Euphoria's season finale is the cultural reckoning of American Beauty: "The HBO drama has flipped the script on the way older men think about younger women," says Julia Lynn Rubin, adding. "It’s dark and satirical, but unlike its equally visually stunning predecessor — American Beauty — Euphoria is more concerned with deconstructing the male gaze than bizarrely pandering to it. And unlike (Mena Suvari's) Angela, the Euphoria girls are awarded complex points of view."
Euphoria may be the ultimate Instagram-generation show: "Not only because of the age group on which it focuses but because of its approach," says Jen Chaney. "Every detail in every frame seems designed to dazzle: the shiny stars and baubles that accent Jules and Rue’s glittery eye shadow; the trippy way it careens, especially in the finale, from one scene to the next; the audacity of closing with that Zendaya musical number. Euphoria was fixated in every episode on how it presented the surfaces of things, as are today’s teens (and for that matter, today’s adults, too). It took longer for it to drill down and get to the realness underneath all that sheen."
The media hoopla over Euphoria begs the question: "Do we actually care to know what real life teenagers are going through?" says Tirhakah Love. "While some of us have just resolved to call it a young adult show, the confusion — as well as our obsession with genre — does concretize the show’s strength: revealing the generational divide to be a fraudulent demarcation separating young folks from heavy conversations that they should very much be involved in."

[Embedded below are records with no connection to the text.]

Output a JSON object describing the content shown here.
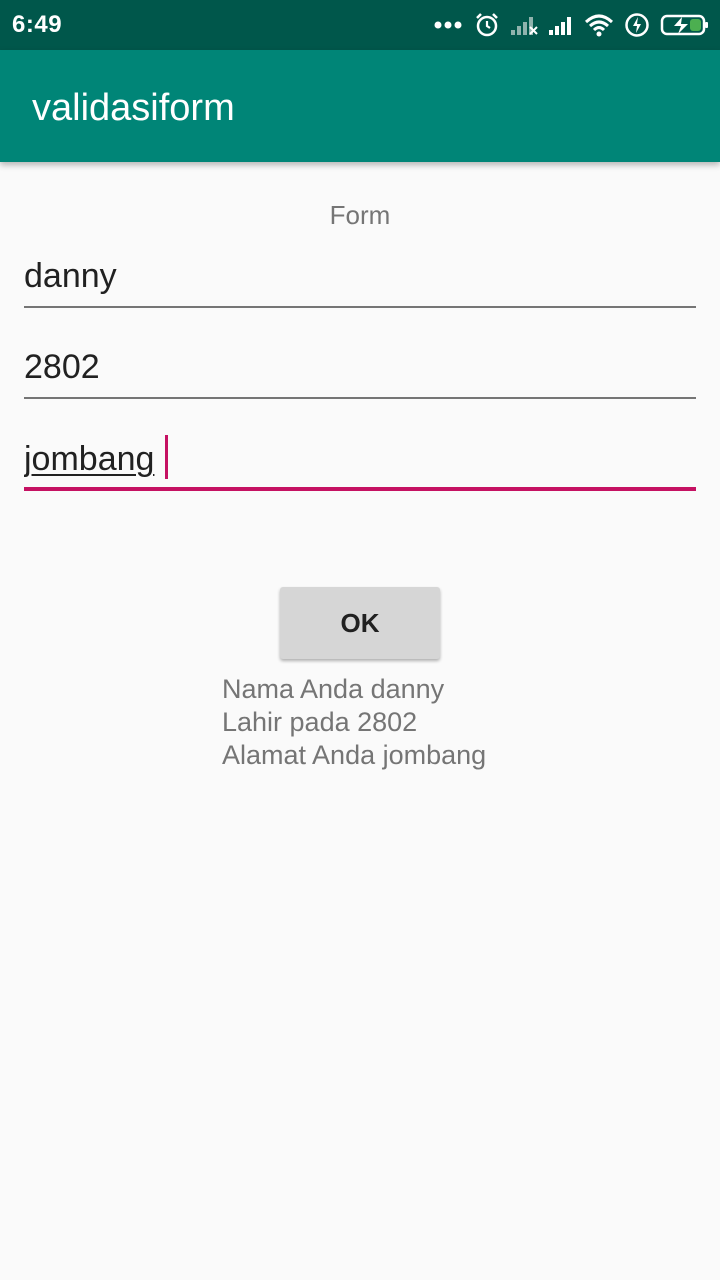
{
  "status_bar": {
    "time": "6:49",
    "icons": [
      "more-dots-icon",
      "alarm-icon",
      "signal-no-service-icon",
      "signal-icon",
      "wifi-icon",
      "data-saver-icon",
      "battery-charging-icon"
    ]
  },
  "app_bar": {
    "title": "validasiform"
  },
  "form": {
    "label": "Form",
    "fields": [
      {
        "value": "danny"
      },
      {
        "value": "2802"
      },
      {
        "value": "jombang"
      }
    ],
    "ok_label": "OK"
  },
  "result": {
    "lines": [
      "Nama Anda danny",
      "Lahir pada 2802",
      "Alamat Anda jombang"
    ]
  },
  "colors": {
    "status_bar": "#00574b",
    "app_bar": "#008577",
    "accent": "#c51162",
    "background": "#fafafa"
  }
}
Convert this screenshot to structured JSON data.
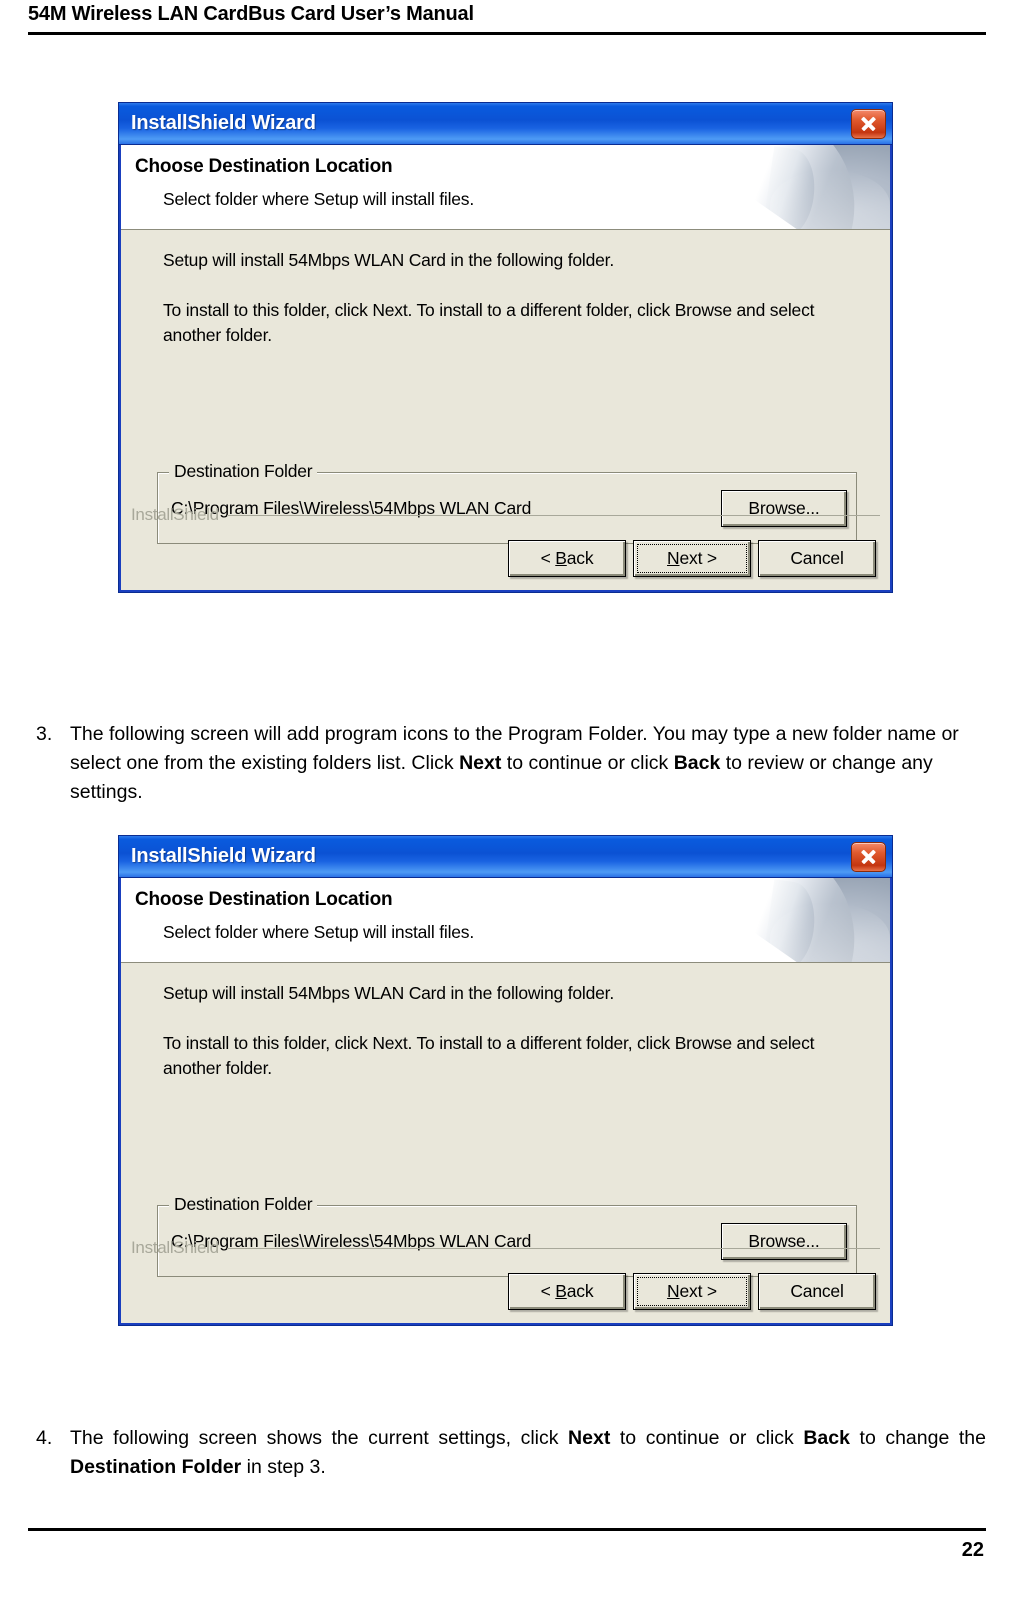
{
  "page": {
    "header_title": "54M Wireless LAN CardBus Card User’s Manual",
    "page_number": "22"
  },
  "dialog": {
    "title": "InstallShield Wizard",
    "close_icon": "close-icon",
    "banner": {
      "heading": "Choose Destination Location",
      "subheading": "Select folder where Setup will install files.",
      "art": "curled-paper-graphic"
    },
    "body": {
      "paragraph1": "Setup will install 54Mbps WLAN Card in the following folder.",
      "paragraph2": "To install to this folder, click Next. To install to a different folder, click Browse and select another folder."
    },
    "group": {
      "legend": "Destination Folder",
      "path": "C:\\Program Files\\Wireless\\54Mbps WLAN Card",
      "browse_label": "Browse..."
    },
    "brand": "InstallShield",
    "buttons": {
      "back": "< Back",
      "next": "Next >",
      "cancel": "Cancel"
    }
  },
  "steps": [
    {
      "number": "3.",
      "text_parts": [
        {
          "t": "The following screen will add program icons to the Program Folder. You may type a new folder name or select one from the existing folders list. Click ",
          "b": false
        },
        {
          "t": "Next",
          "b": true
        },
        {
          "t": " to continue or click ",
          "b": false
        },
        {
          "t": "Back",
          "b": true
        },
        {
          "t": " to review or change any settings.",
          "b": false
        }
      ]
    },
    {
      "number": "4.",
      "text_parts": [
        {
          "t": "The following screen shows the current settings, click ",
          "b": false
        },
        {
          "t": "Next",
          "b": true
        },
        {
          "t": " to continue or click ",
          "b": false
        },
        {
          "t": "Back",
          "b": true
        },
        {
          "t": " to change the ",
          "b": false
        },
        {
          "t": "Destination Folder",
          "b": true
        },
        {
          "t": " in step 3.",
          "b": false
        }
      ]
    }
  ],
  "colors": {
    "titlebar_blue": "#0B52D4",
    "dialog_border": "#1A3FBF",
    "dialog_bg": "#E9E7DA",
    "close_red": "#C43510",
    "brand_gray": "#A8A89A"
  }
}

HBO whiffed on another finale: "To be quite clear, this was nothing compared to the absolute disaster that was the Game of Thrones finale," says Liam McKeone. "But Euphoria‘s final episode was a letdown. It set up a half-dozen new plot points, but still didn’t answer any of the questions they had built up over the previous seven episodes...Overall, it felt like it should have been the penultimate episode of the season."